Towns such as Titusville, Erie and Oil City were enjoying newfound prosperity thanks to the influx of people who had come to work for the oil and gas companies and the other businesses that had sprung up to support the burgeoning industry.
But it wouldn’t last.
Around the same time that these small, rural towns became cities, a threat to Pennsylvania’s oil-coated throne was looming.
Changing demands
In January 1901, an oil field known as “Spindletop” in Beaumont, Texas, struck oil.
The development of fields in the oil-soaked states such as Texas transferred power over the oil and gas industry from Pennsylvania to the Lone Star State.
The industry left Pennsylvania for greener (or blacker) pastures as quickly as it had embraced it.
Seeing the changes of the 20th Century, oil and gas workers in the Commonwealth worked quickly to switch gears, Beates said.
The rise of coal-fired electricity and the invention of the automobile prompted refineries, which were looking to maintain their competitive edge, to pivot away from kerosene production and toward gasoline and motor oil.
Adapting and averting crises at the hands of the nation’s growing oil and gas industry, Pennsylvania-based companies such as Quaker State and Pennzoil would earn reputations as “powerhouse” companies for the much-sought-after high paraffin content found in their Appalachian-based crude oil.
But even the most adaptive, can’t prosper forever.
By the 1980s Quaker State and Pennzoil had started to “go down hill,” as Beates described it.
Competing in an increasingly-global market made survival difficult for the industry.
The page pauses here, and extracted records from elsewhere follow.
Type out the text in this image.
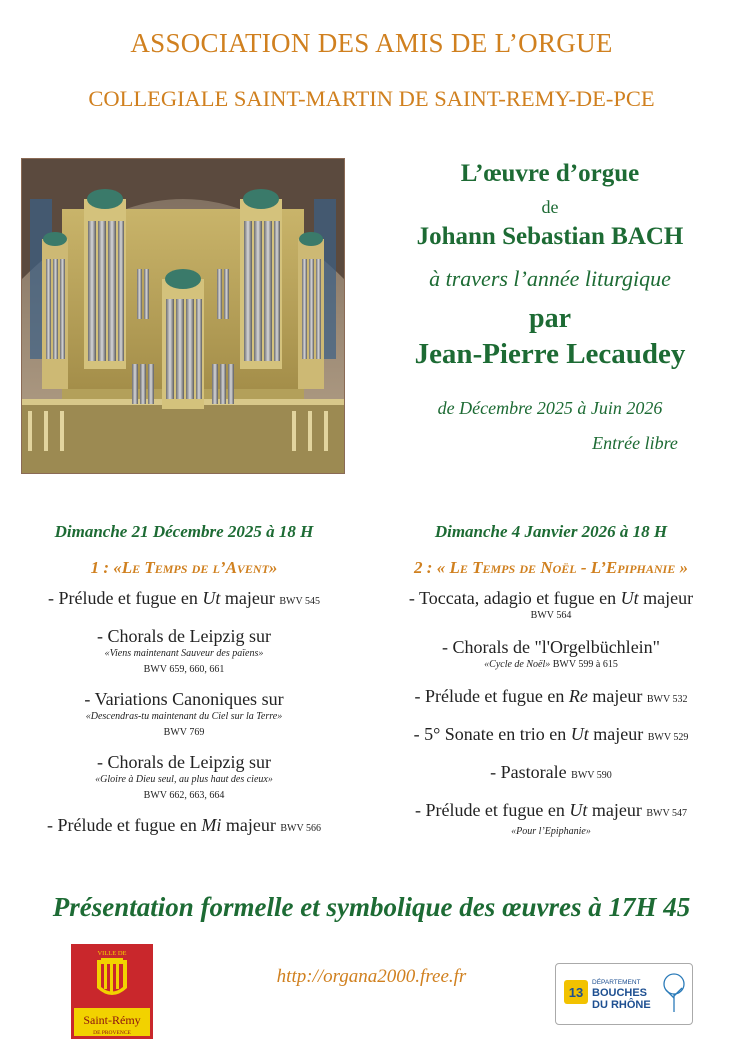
ASSOCIATION DES AMIS DE L’ORGUE
COLLEGIALE SAINT-MARTIN DE SAINT-REMY-DE-PCE
L’œuvre d’orgue
de
Johann Sebastian BACH
à travers l’année liturgique
par
Jean-Pierre Lecaudey
de Décembre 2025 à Juin 2026
Entrée libre
Dimanche 21 Décembre 2025 à 18 H
1 : «Le Temps de l’Avent»
- Prélude et fugue en Ut majeur BWV 545
- Chorals de Leipzig sur
«Viens maintenant Sauveur des païens»
BWV 659, 660, 661
- Variations Canoniques sur
«Descendras-tu maintenant du Ciel sur la Terre»
BWV 769
- Chorals de Leipzig sur
«Gloire à Dieu seul, au plus haut des cieux»
BWV 662, 663, 664
- Prélude et fugue en Mi majeur BWV 566
Dimanche 4 Janvier 2026 à 18 H
2 : « Le Temps de Noël - L’Epiphanie »
- Toccata, adagio et fugue en Ut majeur
BWV 564
- Chorals de "l'Orgelbüchlein"
«Cycle de Noël» BWV 599 à 615
- Prélude et fugue en Re majeur BWV 532
- 5° Sonate en trio en Ut majeur BWV 529
- Pastorale BWV 590
- Prélude et fugue en Ut majeur BWV 547
«Pour l’Epiphanie»
Présentation formelle et symbolique des œuvres à 17H 45
VILLE DE
Saint-Rémy
DE PROVENCE
http://organa2000.free.fr
13
DÉPARTEMENT
BOUCHES
DU RHÔNE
As the new millennium approached, scientific communities became more vocal about the harm nonrenewable resources were having on the world. That, in turn, led to the slow, but continuous integration of renewable sources of energy to power homes, jobs and the economy.
New directions
Beates says she doesn’t see Pennsylvania’s future depending exclusively on one energy source.

“At the Drake Well Museum, we see the future being a mixed-energy source for many years,” Beates said.
She added that while the days when Pennsylvania dominated the oil and gas industry are long gone, it “still has a major impact on our lives.”
“Throughout western Pennsylvania, we can see physical evidence of past oil production,” Beates said — a reminder of the state’s oil-rich history.
But changing demands and sources of energy, don’t have to be the end of Pennsylvania’s storied history as a harbinger of industry and energy, Beates said.
And the Drake Well Museum is an example of that adaptive Pennsylvania spirit.
The museum uses geothermal heat sources. The move, Beates believes, was facilitated by state government officials in Harrisburg looking to adopt greener energy approaches and reduce expenses.
“I think Pennsylvanians are making the transition, Beates said. “I think people want to make that change.”
If history is any indication, Pennsylvania could become a dominating force in the renewable energy sector.
In 2014, nuclear power replaced coal as the top source of electricity in Pennsylvania for the first time ever. Wind energy from the state’s Appalachian Mountain tops accounted for 36 percent of the Keystone State’s renewable energy in 2018. The same year, nearly 5% of Pennsylvania’s electricity was generated from renewable energy sources, according to EIA data.